New northern railroad on the drawing board

Yukon First Nation chiefs were lobbied to support an Alaska-Canada railway during the Council of Yukon First Nations leadership meetings this week.

Yukon First Nation chiefs were lobbied to support an Alaska-Canada railway during the Council of Yukon First Nations leadership meetings this week.

The company trying to garner support says the proposed railway could present an alternative to the Alaska Highway Pipeline project and also to Enbridge’s contentious Northern Gateway pipeline.

The idea is being touted by G7G, or Generating for Seven Generations Ltd. It’s a Canadian company focused on aboriginal business development. It is headed by Matt Vickers and includes actor and Officer of the Order of Canada Tom Jackson as a partner.

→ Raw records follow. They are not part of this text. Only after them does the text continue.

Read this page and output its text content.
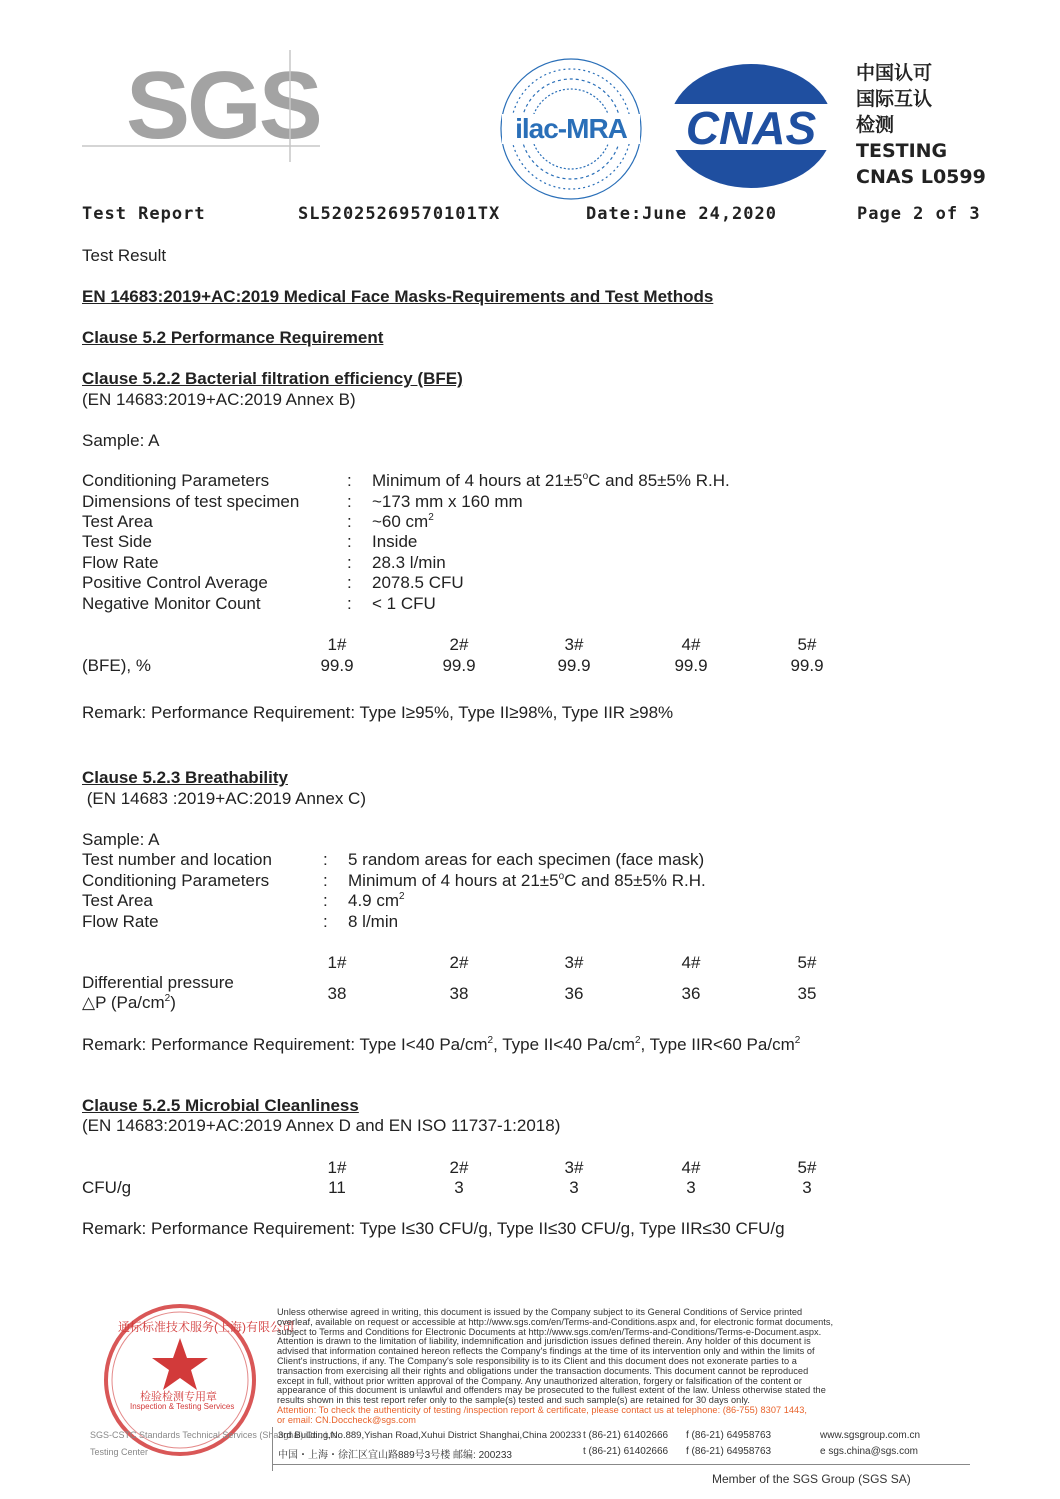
SGS	ilac-MRA CNAS
中国认可
国际互认
检测
TESTING
CNAS L0599
Test Report	SL52025269570101TX	Date:June 24,2020	Page 2 of 3
Test Result
EN 14683:2019+AC:2019 Medical Face Masks-Requirements and Test Methods
Clause 5.2 Performance Requirement
Clause 5.2.2 Bacterial filtration efficiency (BFE)
(EN 14683:2019+AC:2019 Annex B)
Sample: A
Conditioning Parameters	: Minimum of 4 hours at $21\pm 5^oC$ and 85±5% R.H.
Dimensions of test specimen	: ~173 mm x 160 mm
Test Area	: ~60 $cm^2$
Test Side	: Inside
Flow Rate	: 28.3 l/min
Positive Control Average	: 2078.5 CFU
Negative Monitor Count	: < 1 CFU
1#	2#	3#	4#	5#
(BFE), %	99.9	99.9	99.9	99.9	99.9
Remark: Performance Requirement: Type I≥95%, Type II≥98%, Type IIR ≥98%
Clause 5.2.3 Breathability
(EN 14683 :2019+AC:2019 Annex C)
Sample: A
Test number and location	: 5 random areas for each specimen (face mask)
Conditioning Parameters	: Minimum of 4 hours at $21\pm 5^oC$ and 85±5% R.H.
Test Area	: 4.9 $cm^2$
Flow Rate	: 8 l/min
1#	2#	3#	4#	5#
Differential pressure
△P $(Pa/cm^2)$	38	38	36	36	35
Remark: Performance Requirement: Type I<40 $Pa/cm^2$, Type II<40 $Pa/cm^2$, Type IIR<60 $Pa/cm^2$
Clause 5.2.5 Microbial Cleanliness
(EN 14683:2019+AC:2019 Annex D and EN ISO 11737-1:2018)
1#	2#	3#	4#	5#
CFU/g	11	3	3	3	3
Remark: Performance Requirement: Type I≤30 CFU/g, Type II≤30 CFU/g, Type IIR≤30 CFU/g
通标标准技术服务(上海)有限公司
检验检测专用章
Inspection & Testing Services
Unless otherwise agreed in writing, this document is issued by the Company subject to its General Conditions of Service printed
overleaf, available on request or accessible at http://www.sgs.com/en/Terms-and-Conditions.aspx and, for electronic format documents,
subject to Terms and Conditions for Electronic Documents at http://www.sgs.com/en/Terms-and-Conditions/Terms-e-Document.aspx.
Attention is drawn to the limitation of liability, indemnification and jurisdiction issues defined therein. Any holder of this document is
advised that information contained hereon reflects the Company's findings at the time of its intervention only and within the limits of
Client's instructions, if any. The Company's sole responsibility is to its Client and this document does not exonerate parties to a
transaction from exercising all their rights and obligations under the transaction documents. This document cannot be reproduced
except in full, without prior written approval of the Company. Any unauthorized alteration, forgery or falsification of the content or
appearance of this document is unlawful and offenders may be prosecuted to the fullest extent of the law. Unless otherwise stated the
results shown in this test report refer only to the sample(s) tested and such sample(s) are retained for 30 days only.
Attention: To check the authenticity of testing /inspection report & certificate, please contact us at telephone: (86-755) 8307 1443,
or email: CN.Doccheck@sgs.com
SGS-CSTC Standards Technical Services (Shanghai) Co., Ltd.
Testing Center
3rd Building,No.889,Yishan Road,Xuhui District Shanghai,China 200233
中国・上海・徐汇区宜山路889号3号楼 邮编: 200233
t (86-21) 61402666
t (86-21) 61402666
f (86-21) 64958763
f (86-21) 64958763
www.sgsgroup.com.cn
e sgs.china@sgs.com
Member of the SGS Group (SGS SA)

But the Alaska-Canada railway isn’t a new idea.

It has been proposed and considered since 1923. Its popularity seems to rise and fall with the value of northern mineral and petroleum resources.

Most recently, the Alaska-Canada rail link was a major priority for former Yukon premier Dennis Fentie and his Alaskan counterpart, former governor Frank Murkowski.

More than $6 million was spent on a joint initiative to complete a feasibility study in 2005.

An advisory committee was formed, which included Andy Carvill, CYFN grand chief at the time and Dave Porter, then-chair of the Kaska Tribal Council.

That project, just like the many renditions of it for the 80 years prior, was eventually put on the shelf.

This time, the focus is on aboriginal involvement.

“The First Nations fully support the concept because, in reality, if we don’t take the initiative, somebody else will,” said Chief Simon Mervyn, of the First Nation of Na-cho Nyak Dun.

“The conceptual vision for 50 to 100 years is, of course, it will happen,” said Mervyn. “The proposal is for industry and tourism. It could get better service to the Yukon and economic sustainability for First Nations. It would be fully-owned, fully-initiated and fully-driven by First Nations of Yukon. The whole concept is to move oil by land rather than the Inside Passage down in B.C.”

The route G7G is proposing for the railway would serve both the Alberta oilsands and Alaska’s North Slope. The actual rail line would run from Fort McMurray to Watson Lake and then cut diagonally across southern Yukon to link up to the Alyeska Pipeline at Delta Junction in Alaska. That pipeline runs to Valdez, which serves as a major port for tanker traffic to international markets.

The pipeline’s first phase is expected to cost $12 billion or more.

“First Nations are waiting breathlessly for the outcome of the feasibility study,” Mervyn said, after the G7G’s presentation.

“This concept has been on the table for years. Several of them have been gathering dust. But business is business.”